Given the focus of this blog, I was quite interested in a CFO.com article titled Your CIO, Your Problem, which is presented a way for the CFO to get to know his or her CIO better for a stronger working relationship. It’s interesting to see, given the sometimes tenuous relationship between the two business functions. I’ve written about this a number of times, most recently in commenting on companies where a single person served as both CIO and CFO.
Anyway, the article includes a good list.of five common CIO challenges, provided by Martha Heller, president of executive recruiting company Heller Search Associates. I mention most of her items with some regularity in this blog. The list:
- While CIOs are hired to be strategic, they spend the majority of their time on tactical issues.
- CIOs are expected to mitigate risks and control costs, yet they also have a mandate to drive innovation.
- Technology is a long-term investment, but most companies think in terms of short-term gains.
- IT touches the entire business, yet the IT organization too often doesn’t have a close relationship with business colleagues.
- CIOs are accountable for project success, yet they don’t really own the project.
I find Heller’s last item the most interesting. At a trade event I attended last spring, an analyst led a group of CIOs in a discussion about creating a closer relationship between IT staff and their business colleagues. A comment from one CIO really stuck with me, largely because it earned a round of applause. I’ll have to paraphrase, but it was something like this: “We always say we need to understand the business better and educate ourselves about the business. And we’re making an effort to do that. But I don’t feel like the business cares about making the same effort to better understand what we do.”

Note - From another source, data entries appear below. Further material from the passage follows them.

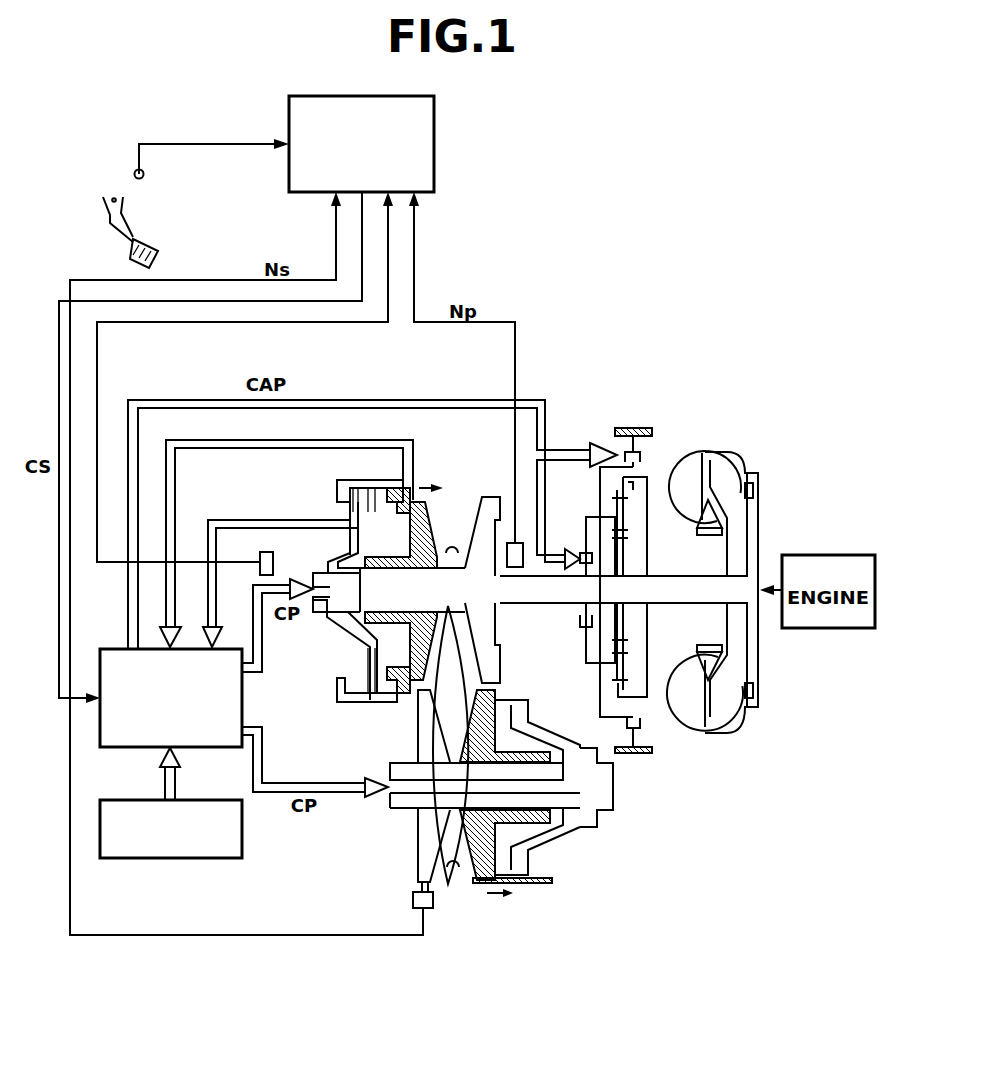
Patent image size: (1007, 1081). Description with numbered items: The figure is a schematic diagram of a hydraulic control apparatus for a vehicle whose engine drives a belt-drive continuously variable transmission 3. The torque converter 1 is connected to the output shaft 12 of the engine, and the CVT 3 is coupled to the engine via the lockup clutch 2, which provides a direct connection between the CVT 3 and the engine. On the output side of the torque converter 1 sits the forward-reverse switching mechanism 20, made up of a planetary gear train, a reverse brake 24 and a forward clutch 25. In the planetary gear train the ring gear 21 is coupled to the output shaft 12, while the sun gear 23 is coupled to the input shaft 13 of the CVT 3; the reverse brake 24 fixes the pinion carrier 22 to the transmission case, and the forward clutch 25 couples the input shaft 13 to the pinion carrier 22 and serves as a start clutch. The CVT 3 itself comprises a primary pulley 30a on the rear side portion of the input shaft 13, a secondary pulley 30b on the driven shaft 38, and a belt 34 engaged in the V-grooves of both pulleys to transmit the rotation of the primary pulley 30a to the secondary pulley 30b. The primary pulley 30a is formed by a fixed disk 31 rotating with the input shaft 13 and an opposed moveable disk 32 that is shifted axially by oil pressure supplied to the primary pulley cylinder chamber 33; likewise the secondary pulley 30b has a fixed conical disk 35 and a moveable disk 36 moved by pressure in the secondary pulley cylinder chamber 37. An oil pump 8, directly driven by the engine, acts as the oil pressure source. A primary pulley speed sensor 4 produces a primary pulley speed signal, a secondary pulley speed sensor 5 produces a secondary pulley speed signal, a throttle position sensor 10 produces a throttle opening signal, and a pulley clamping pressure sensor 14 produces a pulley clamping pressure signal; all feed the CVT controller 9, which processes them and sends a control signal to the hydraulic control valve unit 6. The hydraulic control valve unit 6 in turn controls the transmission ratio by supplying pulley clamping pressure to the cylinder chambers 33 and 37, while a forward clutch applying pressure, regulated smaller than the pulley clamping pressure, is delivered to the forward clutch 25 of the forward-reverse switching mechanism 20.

The torque converter 1 is at (723, 452).
The lockup clutch 2 is at (758, 658).
The belt-drive continuously variable transmission 3 is at (480, 920).
The primary pulley speed sensor 4 is at (516, 543).
The secondary pulley speed sensor 5 is at (428, 908).
The hydraulic control valve unit 6 is at (138, 747).
The oil pump 8 is at (197, 858).
The CVT controller 9 is at (434, 143).
The throttle position sensor 10 is at (134, 173).
The output shaft 12 is at (666, 626).
The input shaft 13 is at (538, 597).
The pulley clamping pressure sensor 14 is at (262, 575).
The forward-reverse switching mechanism 20 is at (647, 603).
The ring gear 21 is at (640, 473).
The pinion carrier 22 is at (588, 517).
The sun gear 23 is at (625, 552).
The reverse brake 24 is at (625, 452).
The forward clutch 25 is at (583, 630).
The primary pulley 30a is at (510, 585).
The secondary pulley 30b is at (512, 833).
The fixed disk 31 is at (486, 497).
The moveable disk 32 is at (432, 527).
The primary pulley cylinder chamber 33 is at (390, 528).
The belt 34 is at (460, 675).
The fixed conical disk 35 is at (423, 740).
The moveable disk 36 is at (540, 885).
The secondary pulley cylinder chamber 37 is at (560, 823).
The driven shaft 38 is at (613, 787).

This is a problem. IT organizations can bend over backward to learn more about the business, but it’s a non-starter if they face resistance from business people. Heller touches on this, writing, “So, yes, all IT projects should be business projects, but the business needs to be a good faith partner with IT.”
Maybe I am being a bit of a Pollyanna here, but I think it’s easier to forge partnerships if IT organizations and business people get to know more about each other’s respective roles in a company. The old cliche about “Don’t judge a man until you’ve walked a mile in his shoes” would seem to apply. Maybe business people wouldn’t get so frustrated by what they see as IT’s restictive attitude if they better understood IT’s responsibilities around security and compliance.
As I’ve written before, communication can go a long way in improving relations between IT organizations and business people. Some CIOs use options like annual newsletters, monthly achievement updates and “meet your customer” breakfasts to keep business people informed about IT’s activities. And other CIOs strongly believe that co-locating IT and business staff builds camaraderie and promotes a better relationship between the two.